Le 6 juin 1867 : quand un attentat contre le tsar rappelle que Paris est une scène diplomatique exposée

Sous le vernis brillant de l’Exposition universelle, la capitale impériale découvre une violence venue d’ailleurs. L’affaire Berezowski éclaire encore nos débats sur l’exil politique, les ingérences et la protection des dirigeants étrangers en France.

attentat Berezowski

Le 6 juin 1867, Paris n’est pas seulement la vitrine du Second Empire. C’est aussi un théâtre diplomatique à ciel ouvert, où les rancunes nationales, les exils politiques et les rapports de force européens peuvent surgir au détour d’une allée du Bois de Boulogne.

Ce jour-là, Antoni Berezowski, jeune exilé polonais, tente d’abattre le tsar Alexandre II, en visite en France pour l’Exposition universelle. L’attentat échoue. Mais il dit déjà quelque chose de très contemporain : quand une capitale accueille les puissants du monde, elle accueille aussi les conflits qui les entourent.

Une capitale impériale, vitrine du monde et carrefour des exils

En 1867, Napoléon III veut montrer la puissance, l’ordre et le rayonnement de son régime. L’Exposition universelle de Paris est pensée comme une démonstration : l’industrie, les arts, les empires, les États, les souverains. Le Champ-de-Mars devient une scène mondiale. Les visiteurs affluent. Les délégations aussi.

Parmi les hôtes prestigieux figure Alexandre II, empereur de Russie. Son image est complexe. En Europe, il est connu pour avoir aboli le servage en 1861, réforme majeure de l’Empire russe. Mais pour une partie des Polonais, il incarne aussi la domination impériale russe, d’autant plus après l’écrasement de l’insurrection polonaise de 1863-1864.

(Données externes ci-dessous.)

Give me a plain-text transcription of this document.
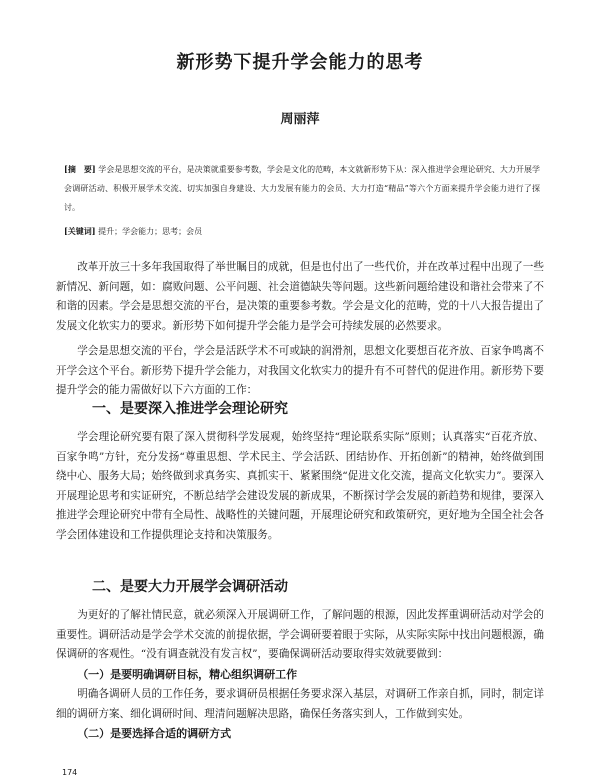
新形势下提升学会能力的思考
周丽萍
[摘　要] 学会是思想交流的平台，是决策就重要参考数，学会是文化的范畴，本文就新形势下从：深入推进学会理论研究、大力开展学会调研活动、积极开展学术交流、切实加强自身建设、大力发展有能力的会员、大力打造“精品”等六个方面来提升学会能力进行了探讨。
[关键词] 提升；学会能力；思考；会员

改革开放三十多年我国取得了举世瞩目的成就，但是也付出了一些代价，并在改革过程中出现了一些新情况、新问题，如：腐败问题、公平问题、社会道德缺失等问题。这些新问题给建设和谐社会带来了不和谐的因素。学会是思想交流的平台，是决策的重要参考数。学会是文化的范畴，党的十八大报告提出了发展文化软实力的要求。新形势下如何提升学会能力是学会可持续发展的必然要求。

学会是思想交流的平台，学会是活跃学术不可或缺的润滑剂，思想文化要想百花齐放、百家争鸣离不开学会这个平台。新形势下提升学会能力，对我国文化软实力的提升有不可替代的促进作用。新形势下要提升学会的能力需做好以下六方面的工作：

一、是要深入推进学会理论研究

学会理论研究要有限了深入贯彻科学发展观，始终坚持“理论联系实际”原则；认真落实“百花齐放、百家争鸣”方针，充分发扬“尊重思想、学术民主、学会活跃、团结协作、开拓创新”的精神，始终做到围绕中心、服务大局；始终做到求真务实、真抓实干、紧紧围绕“促进文化交流，提高文化软实力”。要深入开展理论思考和实证研究，不断总结学会建设发展的新成果，不断探讨学会发展的新趋势和规律，要深入推进学会理论研究中带有全局性、战略性的关键问题，开展理论研究和政策研究，更好地为全国全社会各学会团体建设和工作提供理论支持和决策服务。

二、是要大力开展学会调研活动

为更好的了解社情民意，就必须深入开展调研工作，了解问题的根源，因此发挥重调研活动对学会的重要性。调研活动是学会学术交流的前提依据，学会调研要着眼于实际，从实际实际中找出问题根源，确保调研的客观性。“没有调查就没有发言权”，要确保调研活动要取得实效就要做到：

（一）是要明确调研目标，精心组织调研工作

明确各调研人员的工作任务，要求调研员根据任务要求深入基层，对调研工作亲自抓，同时，制定详细的调研方案、细化调研时间、理清问题解决思路，确保任务落实到人，工作做到实处。

（二）是要选择合适的调研方式

174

C’est dans cette fracture que s’inscrit Antoni Berezowski. Les sources disponibles le présentent comme un exilé polonais, animé par la volonté de frapper le tsar au nom de sa patrie. L’événement a été suffisamment marquant pour être fixé presque immédiatement dans l’imagerie politique du temps. Le musée d’Orsay conserve ainsi une toile de Jean-Baptiste Carpeaux intitulée L’Attentat de Berezowski contre le tsar Alexandre II, datée de 1867, qui représente cette scène historique survenue à Paris.

Le Bois de Boulogne n’est pas choisi au hasard par l’histoire. Sous le Second Empire, il est l’un des grands décors de la modernisation parisienne. Lieu de promenade, de représentation sociale, de cérémonies et de revues militaires, il offre le cadre parfait d’une monarchie impériale sûre d’elle-même. C’est précisément cette mise en scène de puissance qui va être trouée par un coup de feu.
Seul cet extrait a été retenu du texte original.